The word Nemoris comes from the Latin nemus, meaning grove, glade, or sacred wood. But here it suggests something broader and stranger: not a specific place, but the idea of nature as a living, shifting entity. Nemoris is a meditation on nature, as seen through an artist’s eyes. It is as much about paint and pixels as it is about plants or trees. At times the work is almost botanical in its precision; at others, it shatters into wild, gestural abstraction—flashes of colour, shards of memory and emotion, a riot of texture clinging to the surface. In this final stage, the countryside is no longer depicted, but remembered. The images invite the viewer to come close, to sense the feral intelligence of things that grow—and decay. They invoke a feeling and are often overwhelming, just like nature herself. Eventually, a kind of synaesthesia emerges: you can almost smell the paint. These works do not idealise the natural world—they enter it. This is not a botanical record, but a record of sensation: an attempt to see nature more clearly by asking AI to dream it.

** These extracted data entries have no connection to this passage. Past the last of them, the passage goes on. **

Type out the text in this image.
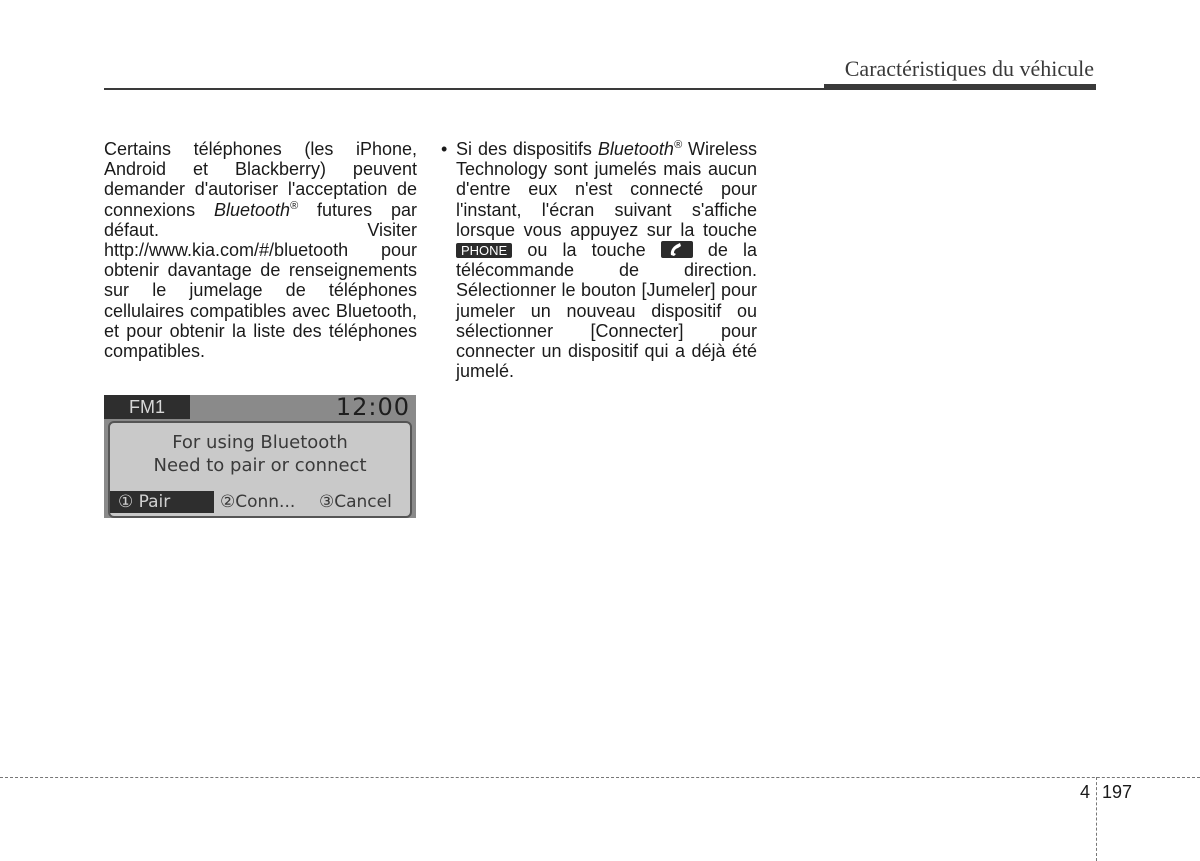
Caractéristiques du véhicule

Certains téléphones (les iPhone, Android et Blackberry) peuvent demander d'autoriser l'acceptation de connexions Bluetooth® futures par défaut. Visiter http://www.kia.com/#/bluetooth pour obtenir davantage de renseignements sur le jumelage de téléphones cellulaires compatibles avec Bluetooth, et pour obtenir la liste des téléphones compatibles.

• Si des dispositifs Bluetooth® Wireless Technology sont jumelés mais aucun d'entre eux n'est connecté pour l'instant, l'écran suivant s'affiche lorsque vous appuyez sur la touche PHONE ou la touche
de la télécommande de direction. Sélectionner le bouton [Jumeler] pour jumeler un nouveau dispositif ou sélectionner [Connecter] pour connecter un dispositif qui a déjà été jumelé.

FM1	12:00
For using Bluetooth
Need to pair or connect
① Pair	②Conn... ③Cancel
4 197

Nemoris explores not only wild nature, but also the wildness of the medium itself. What begins as an act of digital observation becomes an exploration of what it means to create pictures in the age of artificial intelligence. I am not depicting nature but translating it—shaping it through digital means, much as a painter would with oils or acrylics. The work asks: how can nature be visualised or explained in visual terms? What, in this context, can a painting be? In these images, a painting becomes something weightless: patterns of colour and light, pixels dancing on a screen, destined eventually for transformation into Ultra-HD prints. Once printed, framed, and hung on walls, the images become works of art—less digital, more physical, much more traditional.
Though these works resemble paintings, no paint or brushes are involved in their creation. My tools are ChatGPT-4o and Flux 1.1 Pro Ultra, and everything relies on prompts—carefully crafted phrases designed to coax form and feeling from a neural network trained on millions of visual artefacts. In this sense, I am painting with words. The AI does not create these images alone. The images propose that the artwork, in this context, is less a static object and more a process. These are not random images, nor are they autonomous outputs—they are synthographic constructs, deliberately shaped and curated, existing at the threshold where AI ceases to be a tool and becomes a collaborator. What Nemoris ultimately asks is not only what nature looks like, but how nature—and art—can be thought about.